Hume recusava os milagres simplesmente porque não tinha visto nenhum. Mas ele
também não viu que não pode haver milagres.— Tens que ser mais preciso.— Hume
caracteriza um milagre como uma rutura das leis da natureza. Mas também não podemos
afirmar que “percebemos” as leis da natureza. Vemos que uma pedra cai no chão quando
a largamos, e se não caísse também o veríamos.— Eu chamaria a isso um milagre —
ou algo sobrenatural.— Acreditas então em duas naturezas, uma natureza e uma
“natureza” sobrenatural. Não estarás a voltar ao absurdo nebuloso dos
racionalistas?— Talvez, mas acho que a pedra cai sempre ao chão quando a
largamos.— E por quê?— Estás a ser insistente.— Eu não sou insistente, Sofia.

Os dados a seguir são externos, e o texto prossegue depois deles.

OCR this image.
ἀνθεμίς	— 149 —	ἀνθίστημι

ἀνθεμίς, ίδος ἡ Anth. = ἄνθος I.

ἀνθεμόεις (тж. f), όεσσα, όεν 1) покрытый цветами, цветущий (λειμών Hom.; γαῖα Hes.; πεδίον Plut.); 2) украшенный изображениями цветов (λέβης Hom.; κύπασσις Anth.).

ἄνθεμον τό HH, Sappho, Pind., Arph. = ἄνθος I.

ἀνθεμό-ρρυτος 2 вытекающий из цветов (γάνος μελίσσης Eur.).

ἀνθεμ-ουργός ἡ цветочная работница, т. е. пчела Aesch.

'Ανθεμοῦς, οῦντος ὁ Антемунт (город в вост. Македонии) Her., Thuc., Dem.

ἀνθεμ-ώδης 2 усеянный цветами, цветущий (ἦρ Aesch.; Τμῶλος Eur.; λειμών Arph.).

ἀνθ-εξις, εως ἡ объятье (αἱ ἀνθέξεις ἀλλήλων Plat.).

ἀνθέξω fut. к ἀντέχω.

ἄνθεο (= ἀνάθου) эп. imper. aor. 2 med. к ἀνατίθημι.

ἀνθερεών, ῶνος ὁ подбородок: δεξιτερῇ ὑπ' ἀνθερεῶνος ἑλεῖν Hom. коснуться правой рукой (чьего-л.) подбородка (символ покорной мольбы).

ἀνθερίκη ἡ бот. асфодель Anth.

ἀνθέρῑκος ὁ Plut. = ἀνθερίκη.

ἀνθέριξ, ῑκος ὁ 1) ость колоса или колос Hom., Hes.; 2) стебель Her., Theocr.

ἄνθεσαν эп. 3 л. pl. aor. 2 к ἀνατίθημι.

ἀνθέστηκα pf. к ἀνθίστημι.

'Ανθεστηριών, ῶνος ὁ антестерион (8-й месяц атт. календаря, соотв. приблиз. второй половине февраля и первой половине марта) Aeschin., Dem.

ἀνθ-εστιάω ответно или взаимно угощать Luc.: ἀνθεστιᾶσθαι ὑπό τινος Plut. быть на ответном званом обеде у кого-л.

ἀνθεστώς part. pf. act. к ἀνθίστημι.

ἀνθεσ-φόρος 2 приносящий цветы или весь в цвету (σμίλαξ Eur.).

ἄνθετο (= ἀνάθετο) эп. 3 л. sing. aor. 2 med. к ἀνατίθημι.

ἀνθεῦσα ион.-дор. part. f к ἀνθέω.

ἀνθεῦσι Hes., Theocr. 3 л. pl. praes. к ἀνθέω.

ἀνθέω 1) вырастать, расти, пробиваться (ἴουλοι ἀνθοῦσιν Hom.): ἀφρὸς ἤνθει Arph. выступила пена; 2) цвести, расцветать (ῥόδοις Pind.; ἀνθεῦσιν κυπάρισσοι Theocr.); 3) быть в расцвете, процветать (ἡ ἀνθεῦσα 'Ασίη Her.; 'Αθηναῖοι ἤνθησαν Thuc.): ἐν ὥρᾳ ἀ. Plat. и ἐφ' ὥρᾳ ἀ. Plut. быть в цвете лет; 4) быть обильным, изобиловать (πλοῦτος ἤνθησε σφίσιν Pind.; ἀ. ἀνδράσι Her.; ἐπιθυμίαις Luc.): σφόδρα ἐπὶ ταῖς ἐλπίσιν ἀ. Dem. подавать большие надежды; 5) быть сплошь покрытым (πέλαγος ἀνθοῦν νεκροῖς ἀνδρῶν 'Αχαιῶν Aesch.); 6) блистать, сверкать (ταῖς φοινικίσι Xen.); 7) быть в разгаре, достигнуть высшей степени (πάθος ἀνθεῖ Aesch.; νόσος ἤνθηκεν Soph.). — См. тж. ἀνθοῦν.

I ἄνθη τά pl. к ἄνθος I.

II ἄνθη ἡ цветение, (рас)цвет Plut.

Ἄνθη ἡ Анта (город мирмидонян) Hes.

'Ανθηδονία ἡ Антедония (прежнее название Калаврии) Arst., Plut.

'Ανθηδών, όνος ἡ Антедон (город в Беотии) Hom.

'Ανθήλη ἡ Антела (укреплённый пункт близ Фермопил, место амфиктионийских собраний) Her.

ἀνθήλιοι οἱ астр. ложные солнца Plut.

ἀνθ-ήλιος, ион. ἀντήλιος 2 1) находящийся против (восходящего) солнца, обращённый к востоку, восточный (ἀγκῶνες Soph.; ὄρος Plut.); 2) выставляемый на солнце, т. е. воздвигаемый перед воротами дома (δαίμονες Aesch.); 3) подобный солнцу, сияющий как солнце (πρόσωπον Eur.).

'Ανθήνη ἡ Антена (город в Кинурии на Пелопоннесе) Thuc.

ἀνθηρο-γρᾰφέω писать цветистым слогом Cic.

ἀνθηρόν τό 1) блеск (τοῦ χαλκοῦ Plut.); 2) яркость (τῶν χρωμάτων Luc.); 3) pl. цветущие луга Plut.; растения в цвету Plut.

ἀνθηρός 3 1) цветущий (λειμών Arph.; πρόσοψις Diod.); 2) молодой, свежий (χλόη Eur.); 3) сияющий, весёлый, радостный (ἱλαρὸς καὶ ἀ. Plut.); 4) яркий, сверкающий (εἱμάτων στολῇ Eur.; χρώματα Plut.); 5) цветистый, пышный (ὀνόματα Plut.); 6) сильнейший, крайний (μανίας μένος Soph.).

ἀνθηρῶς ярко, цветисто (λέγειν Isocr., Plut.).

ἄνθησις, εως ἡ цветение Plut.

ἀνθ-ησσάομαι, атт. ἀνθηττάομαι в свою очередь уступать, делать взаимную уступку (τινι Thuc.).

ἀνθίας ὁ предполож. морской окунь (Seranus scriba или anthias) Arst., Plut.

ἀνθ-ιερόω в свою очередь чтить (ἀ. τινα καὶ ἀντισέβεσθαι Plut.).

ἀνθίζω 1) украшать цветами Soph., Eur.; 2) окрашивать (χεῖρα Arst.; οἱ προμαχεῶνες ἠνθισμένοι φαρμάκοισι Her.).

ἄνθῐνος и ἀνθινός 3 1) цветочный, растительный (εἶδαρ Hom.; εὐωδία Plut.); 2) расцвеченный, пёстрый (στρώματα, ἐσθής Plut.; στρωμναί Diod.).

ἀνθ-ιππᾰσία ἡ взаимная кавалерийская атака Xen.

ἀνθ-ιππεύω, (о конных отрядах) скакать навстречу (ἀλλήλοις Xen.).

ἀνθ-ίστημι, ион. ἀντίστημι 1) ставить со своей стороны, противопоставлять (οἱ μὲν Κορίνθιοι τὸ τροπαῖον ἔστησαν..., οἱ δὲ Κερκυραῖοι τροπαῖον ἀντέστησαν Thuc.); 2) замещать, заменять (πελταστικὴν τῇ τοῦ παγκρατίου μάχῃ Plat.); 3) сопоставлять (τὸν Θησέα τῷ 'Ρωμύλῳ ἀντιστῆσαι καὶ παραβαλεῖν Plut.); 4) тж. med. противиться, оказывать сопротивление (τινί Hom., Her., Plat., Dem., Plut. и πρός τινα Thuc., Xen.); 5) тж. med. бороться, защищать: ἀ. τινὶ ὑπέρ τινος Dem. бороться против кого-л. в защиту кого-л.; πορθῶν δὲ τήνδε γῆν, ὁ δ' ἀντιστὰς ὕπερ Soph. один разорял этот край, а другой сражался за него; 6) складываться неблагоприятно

Para um filósofo, nunca é errado fazer perguntas. Talvez estejamos a falar do
ponto mais importante da filosofia de Hume. Responde agora: como é que podes
ter tanta certeza de que a pedra cai sempre ao chão?— Eu vi-o tantas vezes que
tenho a certeza.— Hume diria que viste muitas vezes uma pedra cair ao chão, mas
nunca viste que “cairá sempre”. Normalmente diz-se que a pedra cai ao chão
devido à lei da gravitação. Mas nós nunca vimos essa lei. Só vimos que as
coisas caem.— Não é a mesma coisa?— Não é bem a mesma coisa. Disseste que achas
que a pedra vai cair ao chão porque viste isso muitas vezes. É precisamente
esse o problema de Hume. Estás tão habituada a que uma coisa se siga à outra
que esperas que, cada vez que deixas cair uma pedra, suceda o mesmo. Deste
modo, surgem ideias daquilo a que chamamos “leis constantes da natureza”.— Ele
quer dizer que se pode pensar que a pedra não caia ao chão?— Ele estava tão
convencido como tu de que a pedra vai cair ao chão sempre, mas diz que não
percebeu “porque é que” é assim.— Não nos afastamos das crianças e das flores?—
Não, muito pelo contrário. Podes consultar as crianças como testemunhas para as
asserções de Hume. Quem te parece que ficaria mais surpreendido se uma pedra
ficasse no ar uma ou duas horas — tu ou uma criança de um ano?— Eu ficaria mais
surpreendida.— E por que, Sofia?— Provavelmente porque eu compreendo melhor do
que uma criança pequena que isso não seria natural.— E porque é que a criança
não entenderia?— Porque ainda não aprendeu o que é a natureza.— Ou porque a
natureza não se tornou para ela uma coisa habitual.— Eu percebo o que queres
dizer. Hume queria levar as pessoas a tomarem mais atenção.— Agora, dou-te a
seguinte tarefa: se tu e uma criança pequena veem juntas um grande ilusionista
— que, por exemplo, põe alguma coisa suspensa no ar —, qual das duas se
divertiria mais durante o espetáculo?— Eu diria que era eu.— E por quê? —
Porque eu compreenderia o que estava errado.